Easy Breezy, J-Man, and the rest of you: I’ve said this for 3 years now, the Braves management does just enough to fake a good team so you Chipper fans can keep hoping. It is not Liberty Media’s fault. I’ll say it again, It is FW and FG who needs to go. Atlanta fans don’t deserve anything until they stop taking up for worthless Chipper. He is zapping everything out of the team. I don’t care how good he is. I can be great on the bench. And furthermore, the Braves don’t owe him anything. He was paid exceptionally well to be a part-time player. We are not guaranteed money if we don’t work. I said this Saturday, the answer is to stop stockpiling avg to junk players. Three very good ones are better than 10 average ones. BUT, this works in Atlanta because the fans keep hoping. So you fall for the ole okie doke. I also said 2 years ago that the AJC writers are wimps because they swallow all the bs from the Braves, Hawks, and Falcons management.

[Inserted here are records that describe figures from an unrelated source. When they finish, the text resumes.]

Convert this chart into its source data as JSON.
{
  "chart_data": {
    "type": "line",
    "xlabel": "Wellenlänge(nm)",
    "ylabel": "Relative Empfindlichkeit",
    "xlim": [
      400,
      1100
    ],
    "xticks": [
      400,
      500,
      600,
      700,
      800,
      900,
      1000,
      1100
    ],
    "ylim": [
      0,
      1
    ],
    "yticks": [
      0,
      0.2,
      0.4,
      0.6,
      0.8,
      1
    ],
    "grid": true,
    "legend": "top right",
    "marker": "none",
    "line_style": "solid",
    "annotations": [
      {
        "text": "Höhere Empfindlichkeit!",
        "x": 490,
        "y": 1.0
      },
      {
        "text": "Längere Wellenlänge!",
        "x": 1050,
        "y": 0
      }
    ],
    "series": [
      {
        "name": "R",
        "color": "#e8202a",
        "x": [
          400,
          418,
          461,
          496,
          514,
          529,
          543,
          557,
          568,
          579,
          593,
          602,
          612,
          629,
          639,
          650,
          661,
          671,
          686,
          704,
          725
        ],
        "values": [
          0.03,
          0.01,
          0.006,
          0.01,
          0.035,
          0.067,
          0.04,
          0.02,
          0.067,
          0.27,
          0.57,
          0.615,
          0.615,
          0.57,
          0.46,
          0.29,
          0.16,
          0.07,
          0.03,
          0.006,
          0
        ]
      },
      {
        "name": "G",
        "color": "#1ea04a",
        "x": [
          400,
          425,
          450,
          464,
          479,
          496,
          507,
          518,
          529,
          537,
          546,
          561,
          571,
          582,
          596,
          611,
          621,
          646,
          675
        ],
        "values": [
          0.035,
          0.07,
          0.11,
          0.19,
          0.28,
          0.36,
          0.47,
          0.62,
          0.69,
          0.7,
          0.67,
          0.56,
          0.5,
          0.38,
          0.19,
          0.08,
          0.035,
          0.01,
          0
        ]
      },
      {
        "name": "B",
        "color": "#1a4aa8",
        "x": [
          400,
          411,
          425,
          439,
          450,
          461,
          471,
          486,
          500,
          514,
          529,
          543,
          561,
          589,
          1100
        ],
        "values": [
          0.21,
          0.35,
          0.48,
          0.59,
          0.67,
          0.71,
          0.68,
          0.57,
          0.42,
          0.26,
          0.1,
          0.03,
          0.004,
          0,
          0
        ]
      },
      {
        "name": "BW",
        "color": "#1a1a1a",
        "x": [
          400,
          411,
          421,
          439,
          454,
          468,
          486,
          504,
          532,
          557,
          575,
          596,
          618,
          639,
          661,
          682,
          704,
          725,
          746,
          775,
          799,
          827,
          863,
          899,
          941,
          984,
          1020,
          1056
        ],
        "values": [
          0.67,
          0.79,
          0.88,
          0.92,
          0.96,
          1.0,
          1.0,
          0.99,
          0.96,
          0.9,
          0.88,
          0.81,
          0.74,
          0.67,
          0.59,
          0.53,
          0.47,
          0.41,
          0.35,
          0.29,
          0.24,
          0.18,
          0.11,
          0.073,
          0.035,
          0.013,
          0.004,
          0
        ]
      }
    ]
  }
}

J-Man, you are absolutely right about AJC sporswriters calling out Drew, but not FW, BC or FG. And just think, most of our fans in ATL blamed Pendleton. You didn’t like David Justice. You are hard on Heyward, but look at McCann, and Freeman appears to be headed the same way. So, you get what you deserve.

1eyedJack

May 29th, 2012
5:36 pm

Braves suck right now. Just have to tip our caps and get ‘em next week. ;)

2011champs

May 29th, 2012
5:54 pm

@Bravo… Chipper’s last stand?? He made his last stand several years ago when he won his batting title while sitting on the bench. Since then, he has been Custer at the Little Big Horn. He needs to go ahead and retire. That wat the team can at least know that they have to have a leader. Chipper led with his mouth, but they need someone to lead with his bat.